© 2009 MLB Advanced Media, L.P. All rights reserved.

07/30/09 1:13 AM ET

McGehees team up to start, finish win

Son throws first pitch for cerebral palsy before slugger's homer

MILWAUKEE -- Casey McGehee's son provided the proper start. Dad delivered the finish.

McGehee came off the Brewers' bench and delivered a go-ahead, two-run home run in the sixth inning of a much-needed, 7-5 win over the Nationals on Wednesday at Miller Park. He went deep a few hours after two-year-old Mackail McGehee -- "He would say he's 'two-point-five,'" dad says -- threw the ceremonial first pitch.

Mackail has cerebral palsy (CP), a brain disorder that will be with him for the rest of his life. He was on hand to highlight an initiative by a group of Brewers wives that raised $50,000 for United Cerebral Palsy, an organization that, according to its Web site, serves more than 176,000 children and adults with disabilities every day.

"As a father, that's going to me a moment I remember for a long time," said the elder McGehee, fighting back tears. "He's something special. To go through what he's going through and to keep on plugging, no one even notices he has anything wrong with him most of the time.
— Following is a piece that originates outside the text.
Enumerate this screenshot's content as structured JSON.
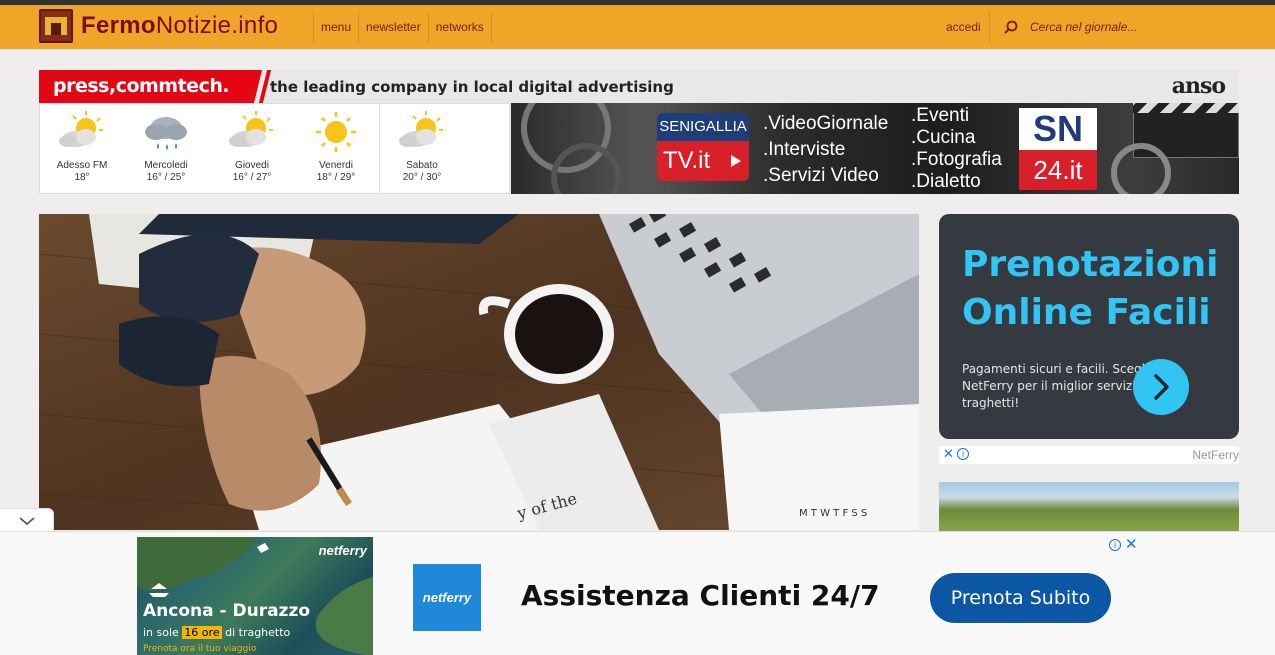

"He's been a big inspiration to me. The way some of the guys have taken to him is really special. If you would have asked me a few years ago if I would even be on a big league field, let alone be able to share it with my son in any way, shape or form, I was pretty lucky to have that happen."

Mackail -- Casey and Sarah McGehee usually call their son, "Mack" -- suffered brain damage either in the womb or during childbirth, Casey said, but, "we've been really fortunate that there have been no signs of doing anything to his cognitive ability. As far as his speech and his understanding, he's way ahead of the curve. He has a tough time walking around on his own, but he's getting better."

Mack's good buddy Prince Fielder helped in that department. He walked young Mack onto the field while dad settled behind the plate to receive the first pitch. Two of the New Berlin, Wis., therapists who work with Mack each week were also on hand.

Mackail stayed at Miller Park for dad's clutch hit, which helped the Brewers win for just the eighth time in 24 games this month and remain four games behind the National League Central-leading Cubs. He went home after the game but spoke with dad via telephone.

"Good hit, daddy!" Mack said.

"That was about as good a, 'congratulations,' as I could get," Casey said. "You can't help but smile when you see him. He makes the bad days a little easier and the good days that much better. You just can't help smiling when you see how he reacts. As young as he is, he gets it a little bit."

The Brewers plucked McGehee off waivers from the Cubs last October, so he and Sarah spent the winter meeting their new teammates. Among them were Jeff Suppan and his wife, Dana, who came up with the idea to use the Brewers Wives' jersey raffle, plus a donation from principal owner Mark Attanasio and his wife, Debbie, as a fundraiser for CP.

"I think that's part of the reason why this team is going to be good," McGehee said. "Here I am, the newcomer, and from the first day of Spring Training, everybody made me feel welcome. Someone told me at the Winter Warm-Up, 'Welcome to the family.' For everyone to be so supporting of my family, it shows why this team may be a little down right now, but we're definitely not done."

Mack usually attends every Brewers home game. He'll also be along when the Brewers travel to San Diego and Los Angeles beginning Friday. Casey McGehee is a Santa Cruz, Calif., native.

Perhaps dad will have a few more clutch hits in store.

"I play for him every time I walk out there," McGehee said. "When it's all said and done, I hope he can look back and be proud of the way his dad went about his business. I feel like I'm going out there setting an example for him every time I'm out there, whether he's a weatherman, in baseball, or whatever it is that he does."

Adam McCalvy is a reporter for MLB.com. This story was not subject to the approval of Major League Baseball or its clubs.